ベトナムでは、衣服に求められる役割が以前とは少しずつ変化しています。機能性や快適さに加え、環境や社会への配慮も、服を選ぶ際の判断基準として意識される場面が増えています。
ユニクロベトナム(以下、ユニクロ)は、「LifeWear(ライフウェア)」というコンセプトのもと、服を通じて暮らしをより快適にすることを目指しています。同ブランドを展開するファーストリテイリングは、この考え方を製品開発にとどめず、社会との関わり方にも反映しています。
企業の社会貢献活動は、事業とは別に行われることもありますが、ユニクロでは、服の企画や販売、回収までの一連の流れに社会的な価値もあわせて取り入れられています。
ベトナムでも、日々の事業の中でこうした取り組みが続けられています。ここからは、具体的な内容を紹介します。
ユニクロの社会に向けた活動
ユニクロの活動は、日々の事業と切り離されることなく進められています。衣料品を扱う企業として、服を起点にした関わりが広がっています。
ベトナムでは、衣料の回収や再利用に加え、環境への配慮や地域への支援など、さまざまな形で取り組みが広がっています。ここから、その内容を見ていきます。
衣料を通じた支援

ユニクロの活動の中でも、衣料を活用した支援は中心的な取り組みとなっています。ベトナムでは2021年から、着用しなくなった衣服を回収して再活用する「RE.UNIQLO(リ・ユニクロ)」が始まり、店舗で回収する仕組みが整えられてきました。
全国の店舗に設置されたリサイクルボックスを通じて回収が行われ、状態の良い衣服はそのまま支援先で活用されています。集められた衣料は、現地の支援団体と連携しながら、必要とされる地域へ届けられています。
これまでに約46,000点の衣料が寄贈され、中部の洪水被災地のほか、ディエンビエンやソンラ、ハザンといった山岳地域の学校、さらにカンザーやチャーヴィンなどにも届けられてきました。
環境への配慮

衣料の生産や販売には、資源の使用や廃棄が伴います。ユニクロではこの点を踏まえ、日々の運営の中で負荷を抑える取り組みが続けられています。
店舗では、照明や空調の使い方が見直され、必要以上のエネルギーを抑える工夫も進められています。紙袋は有料化され、繰り返し使えるバッグを選ぶ人も増えてきました。
紙袋に関する取り組みは、環境負荷の低減だけでなく、自然保護にもつながります。
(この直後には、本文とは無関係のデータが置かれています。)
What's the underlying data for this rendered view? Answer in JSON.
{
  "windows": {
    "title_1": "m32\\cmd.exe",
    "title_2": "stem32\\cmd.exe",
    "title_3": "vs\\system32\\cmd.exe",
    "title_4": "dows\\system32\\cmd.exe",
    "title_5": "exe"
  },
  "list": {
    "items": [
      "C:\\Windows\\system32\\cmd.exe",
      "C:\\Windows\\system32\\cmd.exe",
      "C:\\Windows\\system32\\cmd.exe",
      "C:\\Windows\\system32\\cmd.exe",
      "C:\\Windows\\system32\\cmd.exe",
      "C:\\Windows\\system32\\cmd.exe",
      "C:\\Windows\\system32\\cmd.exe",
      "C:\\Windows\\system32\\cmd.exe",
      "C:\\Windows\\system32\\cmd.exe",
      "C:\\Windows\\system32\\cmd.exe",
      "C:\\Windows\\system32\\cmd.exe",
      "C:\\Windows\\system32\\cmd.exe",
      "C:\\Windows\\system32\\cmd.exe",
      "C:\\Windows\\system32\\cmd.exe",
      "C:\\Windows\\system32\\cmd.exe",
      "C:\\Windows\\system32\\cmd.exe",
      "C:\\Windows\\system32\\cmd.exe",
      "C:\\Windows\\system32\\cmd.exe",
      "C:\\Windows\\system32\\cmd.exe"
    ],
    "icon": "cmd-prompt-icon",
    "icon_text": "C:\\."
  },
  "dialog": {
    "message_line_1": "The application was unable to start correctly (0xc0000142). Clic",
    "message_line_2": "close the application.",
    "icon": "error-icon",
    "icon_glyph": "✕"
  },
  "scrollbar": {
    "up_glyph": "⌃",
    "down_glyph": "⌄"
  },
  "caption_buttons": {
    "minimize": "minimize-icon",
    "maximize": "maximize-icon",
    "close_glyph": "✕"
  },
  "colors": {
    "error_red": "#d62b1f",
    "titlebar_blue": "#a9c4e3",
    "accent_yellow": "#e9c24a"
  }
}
売上の一部は森林保全活動に充てられ、素材や製造工程でも環境負荷を抑える工夫が重ねられています。
地域社会との関わり

ユニクロの活動は、環境への配慮にとどまらず、地域での暮らしに関わる分野にも広がっています。衣料の提供に加え、生活に関わる支援も各地で行われています。
ベトナムでは、医療や生活環境に関わる支援も各地に広がっています。中部のフエ中央病院では、小児患者の治療環境の向上を目的として医療機器が提供されました。これらは、2025年に展開されたオリジナルTシャツを制作できるサービス「UTme!(ユーティーミー)」のコレクションの売上の一部をもとに、支援の一環として実施されたものです。
また、南部チャーヴィン省でも、生活用水の確保に向けて、雨水を貯留し処理する設備の整備が進められています。2022年から続く水支援プロジェクトの一環であり、地域の生活環境の改善にもつながっています。
教育分野に目を向けると、ファーストリテイリングによる奨学金制度も展開されています。ベトナムの高校生を対象としたプログラムは2023年に始まり、2025年までに27名が指定された大学や専攻で学んでいます。卒業後、日本とベトナムの双方で活躍し、両国をつなぐ役割を担う人材の育成が期待されています。
基本情報・参考資料

まとめ
ベトナムにおけるユニクロの活動は、衣料の回収や再活用、店舗での運営、地域への支援など、さまざまな形で続けられています。
一つひとつの内容は異なりますが、いずれも日々の現場の中で行われている点に特徴があります。特別な取り組みとして切り出されるのではなく、日常の延長として続けられていることが、これらの活動を成り立たせています。
こうしたあり方は、社会貢献を事業と切り分けるのではなく、日常の運営の中に組み込んでいくユニクロの姿勢が表れています。